Program 1: Evolutionary and Environnmental Change
Program Leader: Professor Malcolm McCulloch
Knowledge of the past improves our ability to predict future influences of natural environmental variability, human impacts, and climate change on coral reefs. Using the fossil record, Centre staff are working to develop novel methods for identifying potential causes of global changes in biodiversity and ecosystem function. Together with our ecological studies, this broad array of work provides the Centre with a unique perspective on community change that ranges from centuries to millennia.

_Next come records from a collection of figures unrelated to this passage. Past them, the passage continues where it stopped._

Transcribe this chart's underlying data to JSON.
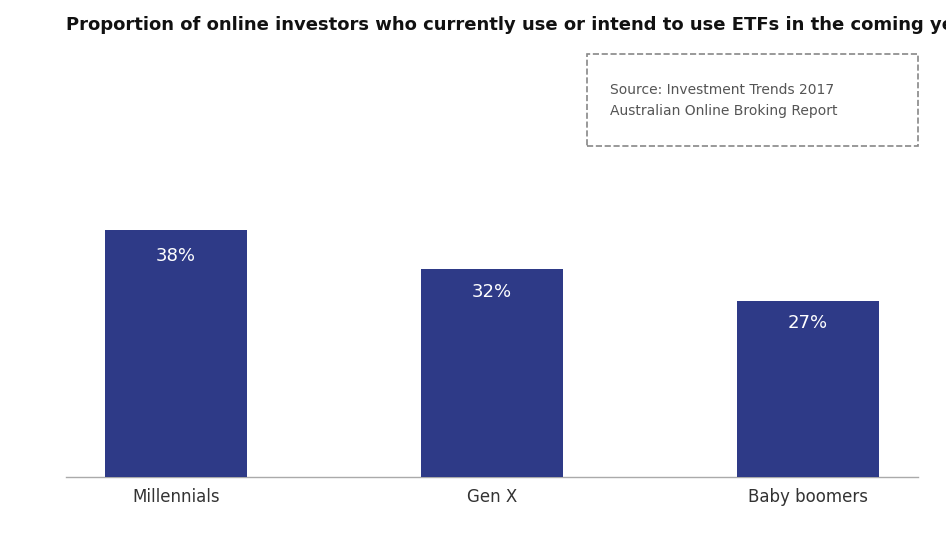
{
  "title": "Proportion of online investors who currently use or intend to use ETFs in the coming year",
  "categories": [
    "Millennials",
    "Gen X",
    "Baby boomers"
  ],
  "values": [
    38,
    32,
    27
  ],
  "labels": [
    "38%",
    "32%",
    "27%"
  ],
  "bar_color": "#2E3A87",
  "background_color": "#ffffff",
  "ylim": [
    0,
    50
  ],
  "bar_width": 0.45,
  "source_text": "Source: Investment Trends 2017\nAustralian Online Broking Report",
  "label_color": "#ffffff",
  "label_fontsize": 13,
  "title_fontsize": 13,
  "xtick_fontsize": 12,
  "axis_line_color": "#aaaaaa",
  "source_fontsize": 10,
  "source_text_color": "#555555",
  "source_border_color": "#888888"
}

(a) Evolutionary dynamics of coral reefs: Two sub-programs focus on (i) the fossil record and morphometric and molecular-based phylogenies of functional groups of fishes, corals, coralline algae and zooxanthellae and (ii) the quaternary history of coral reef assemblages in the past 400,000 years.
(b) Climatic variability, floods and terrestrial runoff: This group applies cutting-edge isotope technologies to develop banded coral skeletons as proxies for paleoclimates and human impacts in Australia and overseas. This innovative approach enables understanding of global climate changes, rainfall variability and drought, and long-term trajectories of nutrient and sediment discharge onto the Great Barrier Reef.
(c) Long-term records of human-coral reef interaction: Data is being assembled from a range of sources from before the arrival of humans to the present (including Quaternary fossil deposits (past 2MA), coastal archeological records (past 6000 years), historical documents, fisheries records and modern ecological studies) to quantify human impacts and explore management options.